Iron and Zinc deficiencies are two of the most widely lacking micro-nutrients for magnolias in this area. Zinc is needed for blooms while Iron is needed to prevent yellowing of the leaves. Magnolias prefer acidic soils. They will grow in alkaline soils like North Texas soils tend to be but they do not get large and grow very slowly. Magnolias are one of those species that require certain micro-nutrients in larger amounts than other species.
At least yearly fertilization of Magnolias in North Texas is also recommended. Two or three feeding would be better. Make sure the pH around your magnolia is optimum so that it can take up the nutrients. You can add some peat moss in with the original soil you took out of the planting hole when you plant a Magnolia. The peat will lower the pH, making the soil more acidic like the tree prefers.
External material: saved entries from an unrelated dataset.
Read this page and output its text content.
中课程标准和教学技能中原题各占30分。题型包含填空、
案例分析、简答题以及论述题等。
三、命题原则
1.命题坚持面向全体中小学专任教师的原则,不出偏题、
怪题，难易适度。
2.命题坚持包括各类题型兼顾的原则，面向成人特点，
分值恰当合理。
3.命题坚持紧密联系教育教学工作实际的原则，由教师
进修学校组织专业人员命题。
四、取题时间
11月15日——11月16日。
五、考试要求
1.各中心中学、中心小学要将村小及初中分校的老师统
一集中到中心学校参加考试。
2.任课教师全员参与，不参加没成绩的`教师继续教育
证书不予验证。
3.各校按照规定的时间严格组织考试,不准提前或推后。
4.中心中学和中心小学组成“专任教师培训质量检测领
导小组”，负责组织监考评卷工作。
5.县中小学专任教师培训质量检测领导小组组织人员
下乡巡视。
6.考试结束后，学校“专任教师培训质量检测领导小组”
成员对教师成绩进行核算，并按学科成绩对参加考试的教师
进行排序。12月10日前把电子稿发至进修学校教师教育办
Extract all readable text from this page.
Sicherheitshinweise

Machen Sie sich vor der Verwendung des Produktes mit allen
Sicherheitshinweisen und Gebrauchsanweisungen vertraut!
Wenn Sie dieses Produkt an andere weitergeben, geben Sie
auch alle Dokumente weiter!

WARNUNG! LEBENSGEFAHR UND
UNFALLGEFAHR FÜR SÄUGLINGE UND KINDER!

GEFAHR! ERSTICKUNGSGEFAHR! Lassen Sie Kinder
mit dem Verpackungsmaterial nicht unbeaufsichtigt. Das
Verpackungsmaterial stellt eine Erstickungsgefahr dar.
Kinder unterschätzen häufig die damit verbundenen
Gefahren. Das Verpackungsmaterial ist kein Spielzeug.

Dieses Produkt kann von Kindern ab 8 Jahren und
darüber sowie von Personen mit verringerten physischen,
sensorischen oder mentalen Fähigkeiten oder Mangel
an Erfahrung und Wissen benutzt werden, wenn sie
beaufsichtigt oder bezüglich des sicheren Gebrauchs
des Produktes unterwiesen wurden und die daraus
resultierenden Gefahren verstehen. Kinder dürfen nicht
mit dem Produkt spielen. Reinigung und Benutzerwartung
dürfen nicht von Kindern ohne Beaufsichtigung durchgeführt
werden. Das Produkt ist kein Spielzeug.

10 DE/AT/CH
Before you plant a Magnolia tree, make sure you have enough room. Southern Magnolias need at least one hundred and eighty square feet to grow, maturing at up to 90 feet tall and 40 feet wide. Deciduous magnolias are smaller and take up less room. Try the “Girl” varieties such as Ann, Jane, or Betty. These all bloom pink-purple.
It takes 3 to 10 years for Southern magnolias to bloom. When they do, flowers can measure 12 to 14 inches across.
A good evergreen variety for North Texas would be Little Gem Magnolia. Little Gem produces large, fragrant, white flowers that reach a width of 8 inches. It will produce flowers for 6 months every year. Little Gem leaves are leathery with a deep, glossy green color on top and a bronze brown, fuzzy underside. Mature height is about 20-25 feet tall and grows about 1 foot per year.